Tenía la impresión de que Pedro era lo bastante travieso como para contarles exactamente aquello.
—Claro que no —dijo él—. Sobre todo, porque vendrían corriendo, cosa que no quiero. Simplemente, les diré la verdad.
—¿Y qué pensarán?
—Que debes de ser una mujer impresionante si he roto mi regla.
—¿Qué regla? —preguntó ella, frunciendo el ceño.
Él la miró solemnemente a los ojos.
—La de no permitir que una mujer se instale en mi casa, a menos que piense casarme con ella.
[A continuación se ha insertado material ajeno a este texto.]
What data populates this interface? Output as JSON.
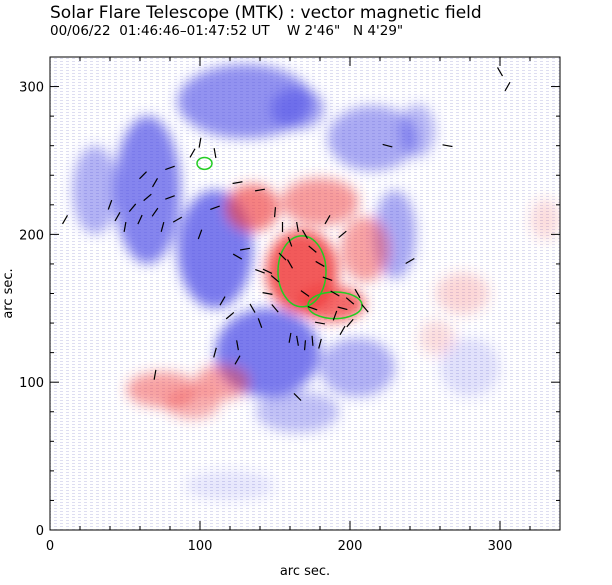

Paula procuró disimular su estremecimiento al oírle reconocer que no solía invitar a mujeres a su casa. ¿Y por qué a ella sí?, se preguntó. Porque le daba pena, claro. Nada más. Qué otra cosa podía ser, si apenas la conocía. Sin embargo, no pudo evitar el sentimiento de decepción que se apoderó de ella.Era ridículo, se reprendió a sí misma. Aquel era un refugio temporal. ¿Qué clase de idiota sería si empezara a desear que aquella convivencia a la que los había empujado un desastre natural se convirtiera en algo más?Pero lo deseaba, admitió. Le gustaban las miradas intensas que se cruzaban, miradas que vibraban de tensión y anhelo. Le gustaban los leves escalofríos de deseo que le provocaban las caricias inesperadas de Pedro. Le gustaba su olor masculino, la dura sensación de sus músculos, los roces fortuitos entre sus cuerpos. Sencillamente, le gustaba Pedro Alfonso porque, por primera vez en años, la había hecho sentirse una mujer. Aunque no ocurriera nada más entre ellos, aunque él solo le ofreciera una cama y un techo, ya le había hecho un regalo increíble. Le había recordado que había perdido el oído, no la vida.Antes de conocerlo, Paula se había hecho la ilusión de que le bastaba con lo que tenía, de que vivía, porque sus días estaban llenos de ocupaciones. Y, de pronto, se daba cuenta de que no era así.Porque nada la había hecho sentirse ni la mitad de viva que una sola mirada de su nuevo compañero de casa.